I decided to take some time off this winter to work on some hobbies of mine, video and music production. I am also building a unique gaming matchmaking service using the DiscordAPI. Ask me about how I saved 15% on car insurance.
Revise.work is a revision platform for artists. It keeps track of previous version of a project in a GIT like manner, also handling file uploads to facilitate project file sharing. One time line where an artist and a client can share details and talk about past versions of a project to see the full picture. The project is still being worked on...
Javascript, NodeJs, Express, Passport, JWT, MongoDB, Mongoose, Webpack/Babel, SocketIO, Multer, ReactJs, Axios, PM2, Digital Ocean
fuse.wiki connects any two given wikipedia articles by 6 degrees of separation or less. This project required more thinking than actual code. Reading up on API's and different algorithms that might help us parse thru the hundreds of thousands wikipedia articles was a daunting task, but in the end we found a way. By downloading all of wikipedia (wikipedia has monthly dumps) we can then parse those SQL dumps to get the info we need and generate a sqlite database with just the right info for our algorithm to use. The rest of the info such as image links and page description can all be fetched via the wikimedia api. A modified bi-directional algorithm then sorts thru thousands of incoming and outgoing links and returns the results for the front end team to display. I, along with Jacob Hartman, where in charge of making a production level API for the front end to query along with all of the backend requirements such as caching previous searches and optimizing the algorithm from >15 seconds back down to a reasonable <2 seconds.
Python, Javascript/Node, Flask, Express, ReactJS, Sqlite3, Gunicorn, Upstart, Digital Ocean
slashBot is a discord bot that primarily streams music from youtube to play it in a specific channel. This was a really fun project and gave me some insight on how bots worked along with how to work with an NLP. Overall I was satisfied with how it turned out, I planned a lot of features I never got to finish but since I spent a lot of time laying out scaffolding I can add mods very simply and efficiently without changing much code.

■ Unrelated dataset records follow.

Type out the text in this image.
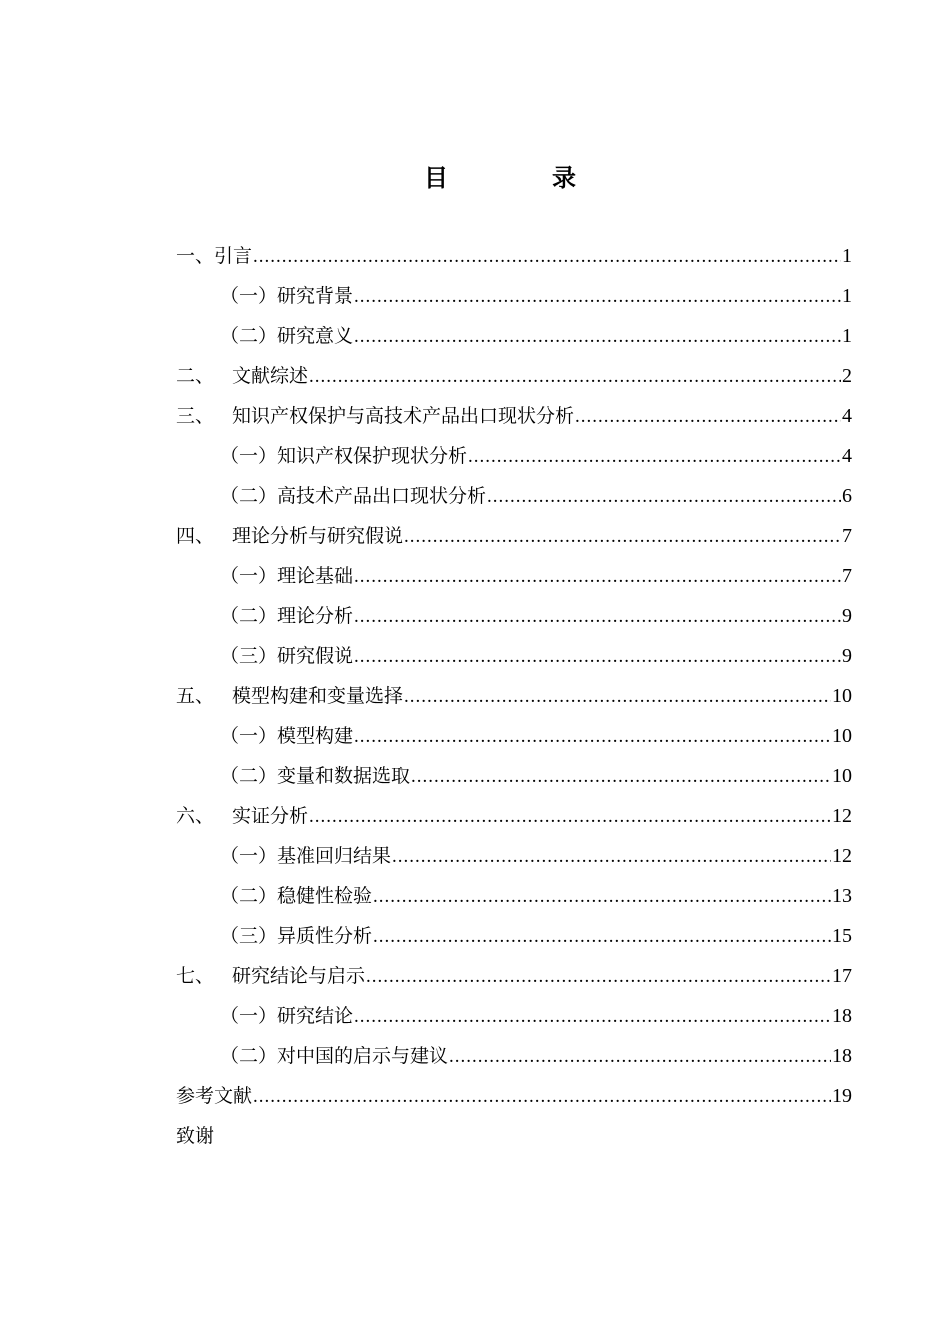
目　录
一、引言 .....	1
（一）研究背景 .....	1
（二）研究意义 .....	1
二、 文献综述 .....	2
三、 知识产权保护与高技术产品出口现状分析 .....	4
（一）知识产权保护现状分析 .....	4
（二）高技术产品出口现状分析 .....	6
四、 理论分析与研究假说 .....	7
（一）理论基础 .....	7
（二）理论分析 .....	9
（三）研究假说 .....	9
五、 模型构建和变量选择 .....	10
（一）模型构建 .....	10
（二）变量和数据选取 .....	10
六、 实证分析 .....	12
（一）基准回归结果 .....	12
（二）稳健性检验 .....	13
（三）异质性分析 .....	15
七、 研究结论与启示 .....	17
（一）研究结论 .....	18
（二）对中国的启示与建议 .....	18
参考文献 .....	19
致谢
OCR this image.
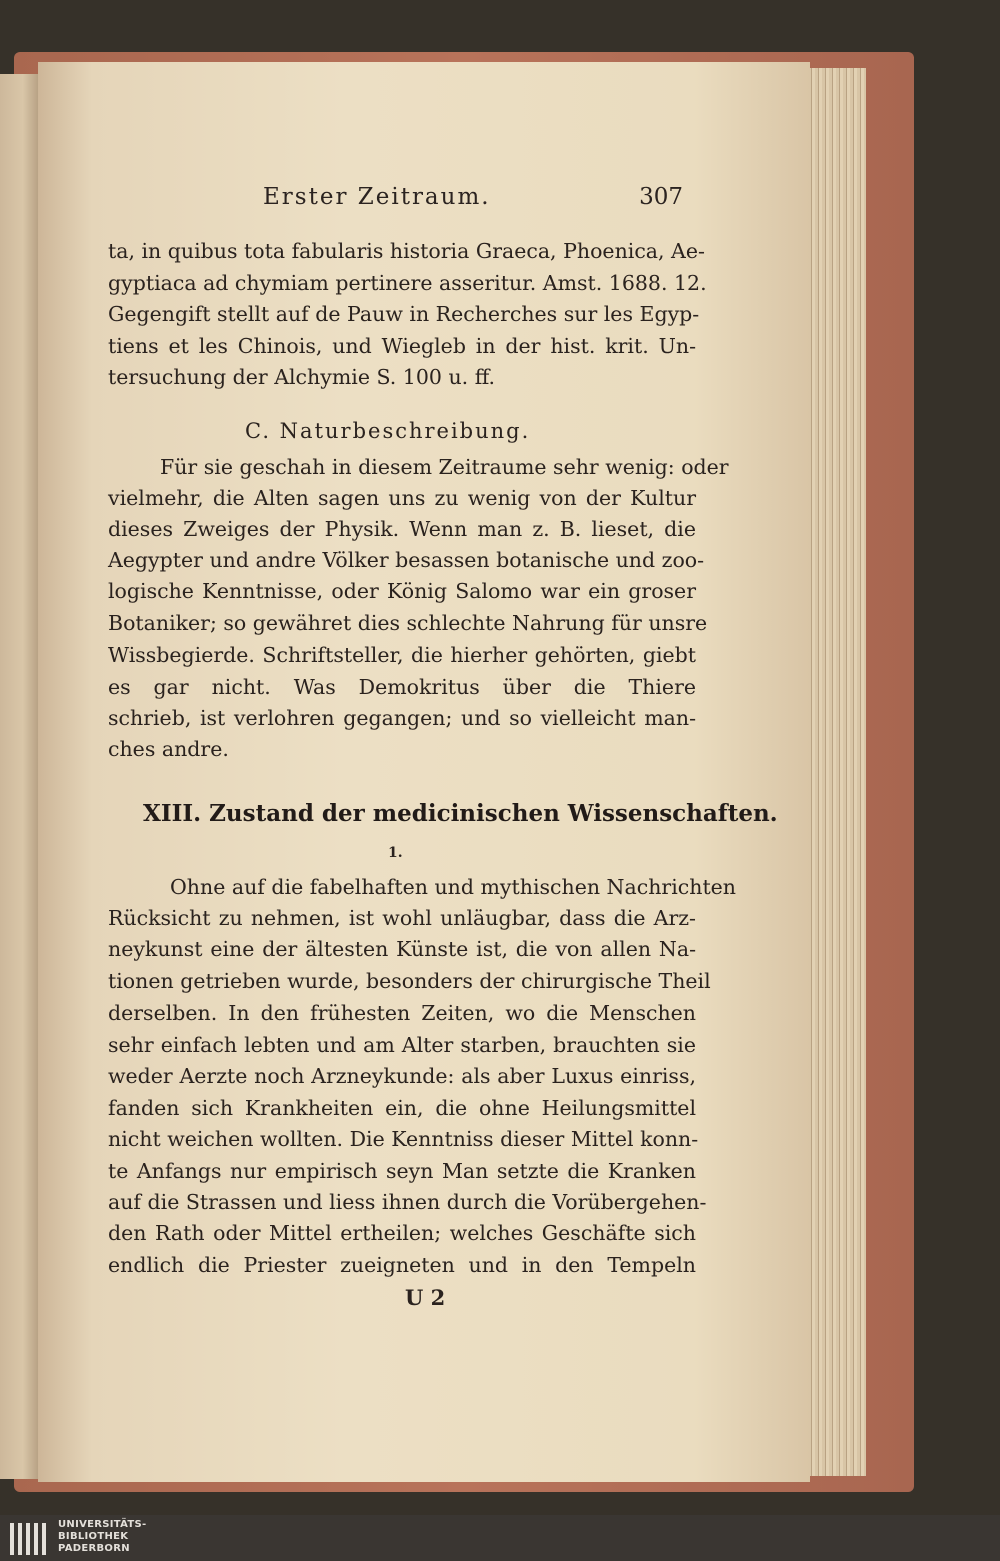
Erster Zeitraum.	307
ta, in quibus tota fabularis historia Graeca, Phoenica, Ae-
gyptiaca ad chymiam pertinere asseritur. Amst. 1688. 12.
Gegengift stellt auf de Pauw in Recherches sur les Egyp-
tiens et les Chinois, und Wiegleb in der hist. krit. Un-
tersuchung der Alchymie S. 100 u. ff.
C. Naturbeschreibung.
Für sie geschah in diesem Zeitraume sehr wenig: oder
vielmehr, die Alten sagen uns zu wenig von der Kultur
dieses Zweiges der Physik. Wenn man z. B. lieset, die
Aegypter und andre Völker besassen botanische und zoo-
logische Kenntnisse, oder König Salomo war ein groser
Botaniker; so gewähret dies schlechte Nahrung für unsre
Wissbegierde. Schriftsteller, die hierher gehörten, giebt
es gar nicht. Was Demokritus über die Thiere
schrieb, ist verlohren gegangen; und so vielleicht man-
ches andre.
XIII. Zustand der medicinischen Wissenschaften.
1.
Ohne auf die fabelhaften und mythischen Nachrichten
Rücksicht zu nehmen, ist wohl unläugbar, dass die Arz-
neykunst eine der ältesten Künste ist, die von allen Na-
tionen getrieben wurde, besonders der chirurgische Theil
derselben. In den frühesten Zeiten, wo die Menschen
sehr einfach lebten und am Alter starben, brauchten sie
weder Aerzte noch Arzneykunde: als aber Luxus einriss,
fanden sich Krankheiten ein, die ohne Heilungsmittel
nicht weichen wollten. Die Kenntniss dieser Mittel konn-
te Anfangs nur empirisch seyn Man setzte die Kranken
auf die Strassen und liess ihnen durch die Vorübergehen-
den Rath oder Mittel ertheilen; welches Geschäfte sich
endlich die Priester zueigneten und in den Tempeln
U 2
UNIVERSITÄTS-
BIBLIOTHEK
PADERBORN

Javascript/Node, Mongo, Mongoose, Redis, Express, API.AI(now Dialogflow), Digital Ocean
Reddit on the command line. This was one of my first Javascript project. It taught me about API's, JSON Structure, ASYN javascript, callback hell (why promises are better) and most importantly I learned about refactoring code. Originally I had written the same function multiple times and when it finally came time to update one thing I had to update it in 4 other different places, at that point I knew I was doing something wrong. This project was really fun and overall gave me good foundations on code modularity
Javascript, NodeJS
This was a side project I completed a week before break. I wanted to understand how early video games where made and since I had learned C I wanted to use it in a project. The task seemed simple, turn a file with points represented by altitude into a isometric grid using SDL2. This project exposed me to lots of new ideas and showed me how complicated video game engines actually are.
C, SDL2
This project straight forward. Make a shell interpreter along with all of its basic features. This project solidified my knowledge in C, applying everything I had learned into this project. I wrote a function that made me very proud, at the time it was something new, it solved multiple problems, it refactored a lot of code and it was very efficient. I called it... `_stralloc(int n, ...)`. It's a variadic function that takes `n` string literals and/or malloced strings and returns a pointer to a new string all concatenated up. It was very fun and I think C is a really interesting language. I preferred to debug in C rather than Python or Javascript because it's challenging and you almost always learn something new I would want to work on a project with it again.